Decisions do not require unanimous approval: the pre-registered criteria specify what constitutes sufficient basis for investment, and the IC record documents how the decision mapped to those criteria. Disagreements are documented as part of the record, not suppressed.

Configuration 3: Four-plus partner IC with formal memo requirements

At four or more investment professionals, the IC process can support the institutional memo format because there is sufficient team resource to produce it without slowing deal execution. The memo requirements here are conventional: thesis, market, team, financials, diligence summary, risks, and terms. The IC meeting is structured with a designated deal champion and a required bear case presentation from a second partner.

At this configuration, the Comfort-Optimised IC patterns described elsewhere in this series become more acute: the social dynamics of a larger group create stronger pressure toward consensus and away from structured disagreement. The mitigant at this configuration is not a leaner process but explicit role assignment: someone is always responsible for the best version of the no.

Decision criteria documentation template

Element Configuration 1 (Solo GP) Configuration 2 (2–3 Partners) Configuration 3 (4+ Partners)
Thesis fit record Written by GP One-page structured template Full investment memo
Bear case Written by GP as devil’s advocate to own thesis Verbally assigned, noted in record Formally assigned to a named partner
Decision record GP decision log with override note Partner sign-off against criteria Formal IC vote with minutes
Risk documentation Three named risks with materiality rating Three material risks plus key assumptions Full risk register in memo
Follow-on conditions Written condition for reconsideration Conditions noted in IC record IC-approved follow-on criteria
Regulatory documentation Decision log plus Form ADV / national NCA filing IC record plus required national filings IC minutes plus full regulatory filings

The Implication

The structural change that most immediately improves both speed and decision quality in lean seed funds is not a new tool or a different meeting cadence. It is the separation of thesis criteria from deal evaluation.
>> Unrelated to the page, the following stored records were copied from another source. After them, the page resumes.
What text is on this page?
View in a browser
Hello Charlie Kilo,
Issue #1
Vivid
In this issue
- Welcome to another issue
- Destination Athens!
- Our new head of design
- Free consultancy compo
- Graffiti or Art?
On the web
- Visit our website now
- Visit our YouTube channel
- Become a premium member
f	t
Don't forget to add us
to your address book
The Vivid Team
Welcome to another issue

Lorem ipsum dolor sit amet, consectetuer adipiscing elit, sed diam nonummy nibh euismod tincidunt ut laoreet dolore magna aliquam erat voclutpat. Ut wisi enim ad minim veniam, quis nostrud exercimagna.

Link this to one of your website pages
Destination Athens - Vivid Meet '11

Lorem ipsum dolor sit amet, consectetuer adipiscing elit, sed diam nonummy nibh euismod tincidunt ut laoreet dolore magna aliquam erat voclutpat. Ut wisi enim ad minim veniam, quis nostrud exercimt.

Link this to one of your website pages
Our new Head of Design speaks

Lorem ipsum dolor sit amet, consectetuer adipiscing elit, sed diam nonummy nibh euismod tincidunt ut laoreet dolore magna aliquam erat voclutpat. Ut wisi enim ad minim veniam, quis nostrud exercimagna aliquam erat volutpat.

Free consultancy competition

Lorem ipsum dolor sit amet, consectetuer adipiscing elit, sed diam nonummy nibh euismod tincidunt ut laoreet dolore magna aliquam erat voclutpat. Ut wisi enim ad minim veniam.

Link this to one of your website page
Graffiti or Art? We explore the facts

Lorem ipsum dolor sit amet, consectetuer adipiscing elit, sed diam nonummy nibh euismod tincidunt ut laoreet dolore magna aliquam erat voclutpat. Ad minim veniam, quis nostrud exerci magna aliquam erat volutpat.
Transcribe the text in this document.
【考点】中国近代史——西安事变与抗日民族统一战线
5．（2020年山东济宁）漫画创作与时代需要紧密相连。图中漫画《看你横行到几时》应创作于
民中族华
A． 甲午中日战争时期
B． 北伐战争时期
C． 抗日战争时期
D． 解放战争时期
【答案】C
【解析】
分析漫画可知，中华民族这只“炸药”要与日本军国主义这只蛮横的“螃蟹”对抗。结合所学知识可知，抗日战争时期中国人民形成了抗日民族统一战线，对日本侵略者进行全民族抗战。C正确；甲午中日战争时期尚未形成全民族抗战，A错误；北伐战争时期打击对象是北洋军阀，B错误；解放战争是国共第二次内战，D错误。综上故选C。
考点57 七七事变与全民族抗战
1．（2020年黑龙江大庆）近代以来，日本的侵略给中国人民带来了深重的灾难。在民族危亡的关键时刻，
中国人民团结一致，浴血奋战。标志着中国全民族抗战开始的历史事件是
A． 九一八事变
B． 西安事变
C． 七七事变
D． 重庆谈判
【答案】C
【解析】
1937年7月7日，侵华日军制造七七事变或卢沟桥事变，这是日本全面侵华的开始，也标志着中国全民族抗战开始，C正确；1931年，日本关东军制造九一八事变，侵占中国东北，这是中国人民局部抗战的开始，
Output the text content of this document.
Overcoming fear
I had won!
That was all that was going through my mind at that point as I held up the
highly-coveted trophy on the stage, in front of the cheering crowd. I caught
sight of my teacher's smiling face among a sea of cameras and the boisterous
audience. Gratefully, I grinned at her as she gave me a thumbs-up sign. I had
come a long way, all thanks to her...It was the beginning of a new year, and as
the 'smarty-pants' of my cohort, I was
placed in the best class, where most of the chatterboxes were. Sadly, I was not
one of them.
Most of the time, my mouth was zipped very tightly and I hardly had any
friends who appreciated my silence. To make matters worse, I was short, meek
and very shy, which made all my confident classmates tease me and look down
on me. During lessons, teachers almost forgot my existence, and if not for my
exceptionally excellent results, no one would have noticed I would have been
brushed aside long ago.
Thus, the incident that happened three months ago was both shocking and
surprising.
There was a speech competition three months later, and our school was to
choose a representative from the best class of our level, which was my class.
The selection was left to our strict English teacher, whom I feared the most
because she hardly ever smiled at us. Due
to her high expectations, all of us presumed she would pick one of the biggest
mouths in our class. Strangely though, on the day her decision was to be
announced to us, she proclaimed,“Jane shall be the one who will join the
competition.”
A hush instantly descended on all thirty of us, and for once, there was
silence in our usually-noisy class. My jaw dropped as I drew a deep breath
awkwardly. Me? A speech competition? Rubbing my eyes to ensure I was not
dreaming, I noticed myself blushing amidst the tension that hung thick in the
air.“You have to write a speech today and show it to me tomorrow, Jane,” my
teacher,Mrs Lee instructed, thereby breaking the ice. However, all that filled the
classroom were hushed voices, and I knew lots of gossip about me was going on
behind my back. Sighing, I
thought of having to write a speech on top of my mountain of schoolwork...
When decision criteria are pre-registered in writing before any specific deal arrives, two things happen simultaneously. First, the IC conversation becomes faster: partners are evaluating a specific company against pre-agreed dimensions, not relitigating the fund’s investment philosophy on each deal. Second, the IC becomes more rigorous: the pre-registered criteria force a genuine answer to whether this company fits, rather than allowing the question to be answered post hoc by whether both partners find it interesting.

The one change to implement before the next IC: write down, in one page, the five criteria your fund uses to advance a deal from initial screening to partner meeting. For each criterion, write the minimum standard it requires. Then apply those criteria to the last three deals you declined. If the criteria would not have declined them, they are not yet doing operational work.

Disclaimer: this article provides general analytical commentary on IC process design and does not constitute legal, regulatory, or compliance advice. AIFMD, EuVECA, and US Advisers Act requirements vary significantly by jurisdiction, fund structure, and AUM level. Specialist legal and compliance counsel should be consulted for advice specific to your fund’s situation.